How frequently you volunteered and for how long.
A description of your responsibilities.
Name(s) of individuals in charge.
Health professions students at F&M have an array of formal opportunities to take advantage of volunteer, internship, and observational programs at local hospitals, health clinics, and with alumni working in the health professions.
F&M's preceptorship program provides students with the opportunity to be paired with a physician, medical student, or other health professional for 2-3 hour weekly visits during which the students shadow the provider while he/she performs his/her duties. The student's role as the observer is to watch and ask questions in order to learn what real-life medicine is all about. We are fortunate to have a formal program with Lancaster General Hospital.
The preceptorship program with Lancaster General Hospital is designed to provide students interested in pursuing a medical career with exposure to the work of residents in family medicine as well as work in a variety of hospital departments. Its intent is also to increase the student's awareness of issues in medicine and health care, primarily from the perspective of the primary care physician. This program combines observational visits, lectures, and interaction with the assigned resident preceptors in family medicine. Students complete 15 hours of observation at the hospital, focusing on the general areas of acute care, in-patient services, out-patient services, and technology services.

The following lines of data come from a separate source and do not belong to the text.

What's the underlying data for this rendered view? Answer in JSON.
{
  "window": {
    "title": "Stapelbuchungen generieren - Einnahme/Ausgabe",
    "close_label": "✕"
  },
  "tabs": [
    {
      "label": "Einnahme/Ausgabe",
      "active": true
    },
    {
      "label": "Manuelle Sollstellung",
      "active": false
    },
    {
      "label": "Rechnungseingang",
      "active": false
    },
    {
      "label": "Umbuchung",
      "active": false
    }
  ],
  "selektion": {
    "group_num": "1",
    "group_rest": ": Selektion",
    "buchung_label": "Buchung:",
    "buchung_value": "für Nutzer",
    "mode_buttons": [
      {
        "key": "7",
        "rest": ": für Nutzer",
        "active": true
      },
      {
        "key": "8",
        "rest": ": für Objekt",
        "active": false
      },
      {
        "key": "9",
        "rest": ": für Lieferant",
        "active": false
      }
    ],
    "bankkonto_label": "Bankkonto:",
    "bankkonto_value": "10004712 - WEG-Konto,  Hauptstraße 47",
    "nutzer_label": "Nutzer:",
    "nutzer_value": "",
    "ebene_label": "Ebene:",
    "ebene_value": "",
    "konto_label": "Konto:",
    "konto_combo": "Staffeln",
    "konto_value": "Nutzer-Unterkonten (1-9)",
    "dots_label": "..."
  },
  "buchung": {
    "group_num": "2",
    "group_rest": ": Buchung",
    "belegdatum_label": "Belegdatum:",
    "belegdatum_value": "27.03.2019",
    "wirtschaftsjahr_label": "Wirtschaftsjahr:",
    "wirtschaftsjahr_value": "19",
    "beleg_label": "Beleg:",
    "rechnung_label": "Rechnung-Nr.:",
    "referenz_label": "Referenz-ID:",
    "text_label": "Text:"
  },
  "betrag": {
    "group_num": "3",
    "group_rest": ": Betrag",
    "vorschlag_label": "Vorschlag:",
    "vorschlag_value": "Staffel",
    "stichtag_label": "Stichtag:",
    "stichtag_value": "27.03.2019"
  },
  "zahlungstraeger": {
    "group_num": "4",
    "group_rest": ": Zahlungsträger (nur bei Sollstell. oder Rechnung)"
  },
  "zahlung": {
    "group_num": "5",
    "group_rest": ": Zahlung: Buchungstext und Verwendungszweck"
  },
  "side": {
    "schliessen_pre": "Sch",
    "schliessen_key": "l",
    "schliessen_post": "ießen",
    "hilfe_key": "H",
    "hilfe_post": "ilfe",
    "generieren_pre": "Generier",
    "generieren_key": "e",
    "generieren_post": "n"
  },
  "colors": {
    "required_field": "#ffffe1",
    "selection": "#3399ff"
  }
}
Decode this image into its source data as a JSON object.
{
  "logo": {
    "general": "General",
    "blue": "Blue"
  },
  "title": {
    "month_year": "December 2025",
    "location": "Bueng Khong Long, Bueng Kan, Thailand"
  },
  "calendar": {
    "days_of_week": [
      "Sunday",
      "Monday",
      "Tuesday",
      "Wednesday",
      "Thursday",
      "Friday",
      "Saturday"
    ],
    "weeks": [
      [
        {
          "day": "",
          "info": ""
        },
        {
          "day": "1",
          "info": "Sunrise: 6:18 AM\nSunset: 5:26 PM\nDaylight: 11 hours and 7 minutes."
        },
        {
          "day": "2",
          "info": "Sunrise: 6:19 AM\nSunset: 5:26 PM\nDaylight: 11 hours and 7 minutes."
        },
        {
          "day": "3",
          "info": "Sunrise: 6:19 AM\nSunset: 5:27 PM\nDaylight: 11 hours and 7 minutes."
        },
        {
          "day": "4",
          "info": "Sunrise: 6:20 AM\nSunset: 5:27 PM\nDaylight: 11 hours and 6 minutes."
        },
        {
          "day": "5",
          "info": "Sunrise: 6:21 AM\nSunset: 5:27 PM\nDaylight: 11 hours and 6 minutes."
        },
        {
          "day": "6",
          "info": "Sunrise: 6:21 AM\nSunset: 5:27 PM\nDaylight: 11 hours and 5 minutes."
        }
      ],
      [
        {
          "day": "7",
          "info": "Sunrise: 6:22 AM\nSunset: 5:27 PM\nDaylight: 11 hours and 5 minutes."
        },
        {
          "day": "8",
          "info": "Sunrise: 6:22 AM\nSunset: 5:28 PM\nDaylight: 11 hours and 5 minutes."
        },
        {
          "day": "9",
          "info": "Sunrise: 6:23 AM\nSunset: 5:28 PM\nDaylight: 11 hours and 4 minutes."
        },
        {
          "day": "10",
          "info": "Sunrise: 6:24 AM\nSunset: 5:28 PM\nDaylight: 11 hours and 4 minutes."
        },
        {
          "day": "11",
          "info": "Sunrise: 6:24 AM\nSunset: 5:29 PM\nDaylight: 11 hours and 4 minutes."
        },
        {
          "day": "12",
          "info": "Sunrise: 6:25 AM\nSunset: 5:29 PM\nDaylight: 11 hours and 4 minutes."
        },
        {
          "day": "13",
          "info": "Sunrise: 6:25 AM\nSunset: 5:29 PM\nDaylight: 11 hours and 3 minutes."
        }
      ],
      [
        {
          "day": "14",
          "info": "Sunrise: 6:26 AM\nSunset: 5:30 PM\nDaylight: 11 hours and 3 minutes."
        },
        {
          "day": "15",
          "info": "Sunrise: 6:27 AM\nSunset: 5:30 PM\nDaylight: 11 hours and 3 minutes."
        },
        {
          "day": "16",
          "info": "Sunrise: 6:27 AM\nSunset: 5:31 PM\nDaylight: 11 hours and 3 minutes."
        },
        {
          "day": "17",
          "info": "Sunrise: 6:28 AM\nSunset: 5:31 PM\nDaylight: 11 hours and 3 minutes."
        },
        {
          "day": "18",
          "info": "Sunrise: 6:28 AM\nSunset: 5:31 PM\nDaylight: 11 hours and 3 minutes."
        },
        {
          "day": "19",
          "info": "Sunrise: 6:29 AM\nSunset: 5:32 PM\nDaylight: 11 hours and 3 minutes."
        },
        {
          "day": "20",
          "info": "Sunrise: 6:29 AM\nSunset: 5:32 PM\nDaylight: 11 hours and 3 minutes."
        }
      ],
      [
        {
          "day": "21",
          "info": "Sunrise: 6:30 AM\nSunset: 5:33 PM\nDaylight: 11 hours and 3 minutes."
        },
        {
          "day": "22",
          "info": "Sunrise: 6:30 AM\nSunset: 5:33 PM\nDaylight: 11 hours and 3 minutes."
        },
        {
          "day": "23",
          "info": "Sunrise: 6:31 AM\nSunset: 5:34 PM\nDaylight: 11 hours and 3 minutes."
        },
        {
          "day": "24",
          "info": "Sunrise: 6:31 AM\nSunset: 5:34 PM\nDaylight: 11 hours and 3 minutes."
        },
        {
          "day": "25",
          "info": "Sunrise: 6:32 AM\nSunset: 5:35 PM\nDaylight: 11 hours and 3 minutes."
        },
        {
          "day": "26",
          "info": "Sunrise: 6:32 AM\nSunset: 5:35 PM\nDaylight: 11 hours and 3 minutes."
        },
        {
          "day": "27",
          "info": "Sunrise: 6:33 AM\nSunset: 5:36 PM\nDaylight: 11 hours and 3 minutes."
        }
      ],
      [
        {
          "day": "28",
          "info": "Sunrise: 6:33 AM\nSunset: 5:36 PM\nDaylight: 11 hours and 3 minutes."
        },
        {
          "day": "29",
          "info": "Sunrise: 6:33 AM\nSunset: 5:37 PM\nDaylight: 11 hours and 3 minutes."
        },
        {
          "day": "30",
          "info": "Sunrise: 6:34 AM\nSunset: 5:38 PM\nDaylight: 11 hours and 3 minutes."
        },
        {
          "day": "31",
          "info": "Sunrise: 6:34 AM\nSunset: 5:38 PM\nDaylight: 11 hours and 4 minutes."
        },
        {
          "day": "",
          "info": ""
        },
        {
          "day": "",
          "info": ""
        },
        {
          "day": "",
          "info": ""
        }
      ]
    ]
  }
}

Many health professions students also volunteer their time at Lancaster Regional Medical Center by serving as Cardiac Cath Lab Volunteers, Courier/Escorts, and Aides in Radiology, Physical and Occupational Therapy, and Admissions. The variety, self-satisfaction, and personal rewards are immense.
The majority of health professions students pursue independent research with faculty in and out of the sciences. You may pursue an independent study with a mentor in your major during the academic year as well as pursue a summer research opportunity through the College's Hackman Fellowship Program. This past summer, for instance, over 50 students were awarded Hackman research grants to conduct full-time research with F&M faculty.
For more information on summer opportunities, visit one or more of the following sites:
Each year, over 100 health professions students participate in formal preceptorship programs. In addition, those of you who are interested in other health professions are encouraged and assisted in setting up shadowing and/or other internship experiences with local health professionals (e.g., dentists, optometrists, veterinarians, physician assistants, physical therapists, podiatrists). Finally, F&M also has a network of alumni around the country who have volunteered to host current health professions students.